Several previous studies have explored the influence of PCR replicates on metabarcoding-based biodiversity estimates, also with conflicting results. Smith and Peay (2014), for example, compared diversity estimates generated from PCR amplicons pools comprising 1, 2, 4, 8 or 16 PCR replicates and found that sequencing platform and sequencing depth both affected recovered taxonomic profiles, but that the number of PCR replicates did not necessarily increase the number of observed taxa. Ficetola et al. (2015), using both simulated and empirical data, found that the number of PCR replicates necessary to observe all taxa in an extract depends on the site, and that the probability of detection of a given taxon increases with that taxon’s relative abundance.
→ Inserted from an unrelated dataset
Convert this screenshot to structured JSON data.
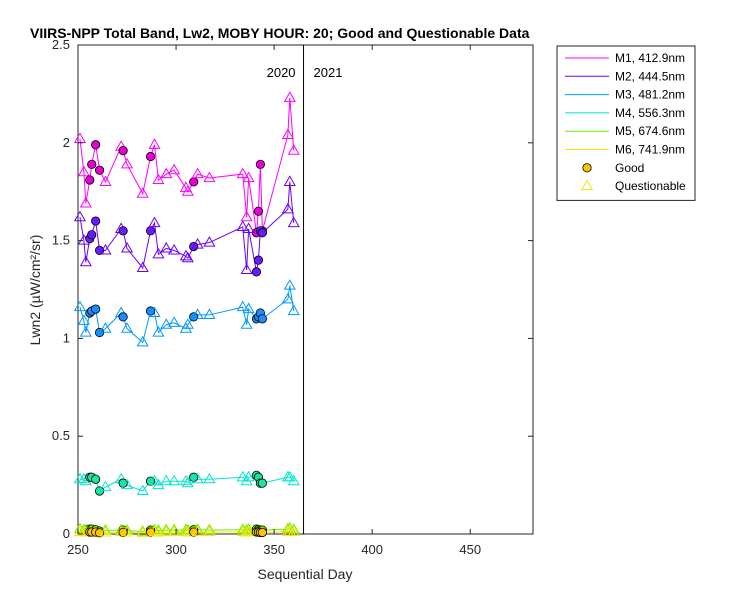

More recently, Alberdi et al. (2017) compared biodiversity estimates from metabarcoding data amplified in triplicate from 54 bat fecal samples. They observed different taxonomic profiles depending on which subsets of the PCR replicates per sample they analyzed and that increasing read sampling depth increased dissimilarity between PCR replicates. While these results hint that more PCR replicates is better than fewer PCR replicates in assessing total diversity, how many PCR replicates should be performed remains an open question, as does the interaction and potential trade-off between PCR replication and increasing read sampling depth.
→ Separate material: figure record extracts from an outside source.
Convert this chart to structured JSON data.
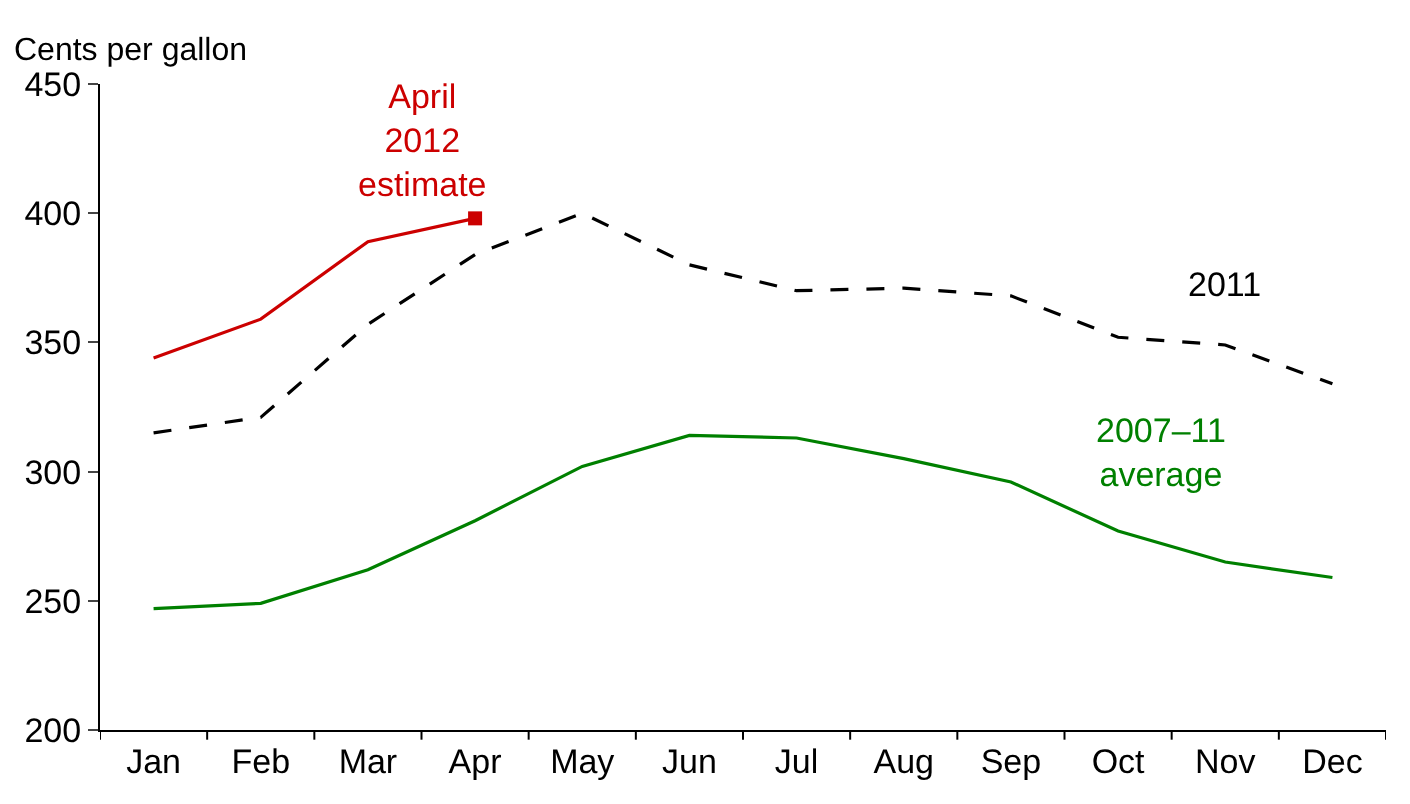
{
  "chart_data": {
    "type": "line",
    "ylabel": "Cents per gallon",
    "categories": [
      "Jan",
      "Feb",
      "Mar",
      "Apr",
      "May",
      "Jun",
      "Jul",
      "Aug",
      "Sep",
      "Oct",
      "Nov",
      "Dec"
    ],
    "series": [
      {
        "name": "April 2012 estimate",
        "color": "#cc0000",
        "line_style": "solid",
        "values": [
          344,
          359,
          389,
          398,
          null,
          null,
          null,
          null,
          null,
          null,
          null,
          null
        ]
      },
      {
        "type": "scatter",
        "color": "#cc0000",
        "marker": "square",
        "values": [
          null,
          null,
          null,
          398,
          null,
          null,
          null,
          null,
          null,
          null,
          null,
          null
        ]
      },
      {
        "name": "2011",
        "color": "#000000",
        "line_style": "dashed",
        "values": [
          315,
          321,
          357,
          384,
          400,
          380,
          370,
          371,
          368,
          352,
          349,
          334
        ]
      },
      {
        "name": "2007–11 average",
        "color": "#008000",
        "line_style": "solid",
        "values": [
          247,
          249,
          262,
          281,
          302,
          314,
          313,
          305,
          296,
          277,
          265,
          259
        ]
      }
    ],
    "ylim": [
      200,
      450
    ],
    "yticks": [
      200,
      250,
      300,
      350,
      400,
      450
    ],
    "grid": false,
    "legend": false
  }
}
Here, we perform 24 replicate PCRs for two commonly used metabarcodes, the Internal Transcribed Spacer (ITS ) for fungi (ITS1 ) and for plants and algae (ITS2 ), to explore how PCR replication and read sampling depth influence metabarcoding-based biodiversity estimates at six ecologically distinct sites. We address explicitly the detection of rare taxa, inference of community composition, site differentiation based on taxon composition, and the detection and prevalence of PCR outliers. Our data provide two key insights for eDNA metabarcoding experimental design. First, we find that abundant taxa are common among PCR replicates and that these taxa, and therefore few PCR replicates, are sufficient to define site uniqueness. Second, we observe that rare taxa most often appear in only one or a few replicates, and alter significantly richness estimates among replicates. These results suggest that metabarcoding may be insufficient to characterize fully the alpha biodiversity at any site, even with large numbers of replicates, but can be sufficient – even with low read sampling depth and few replicates – to characterize beta diversity.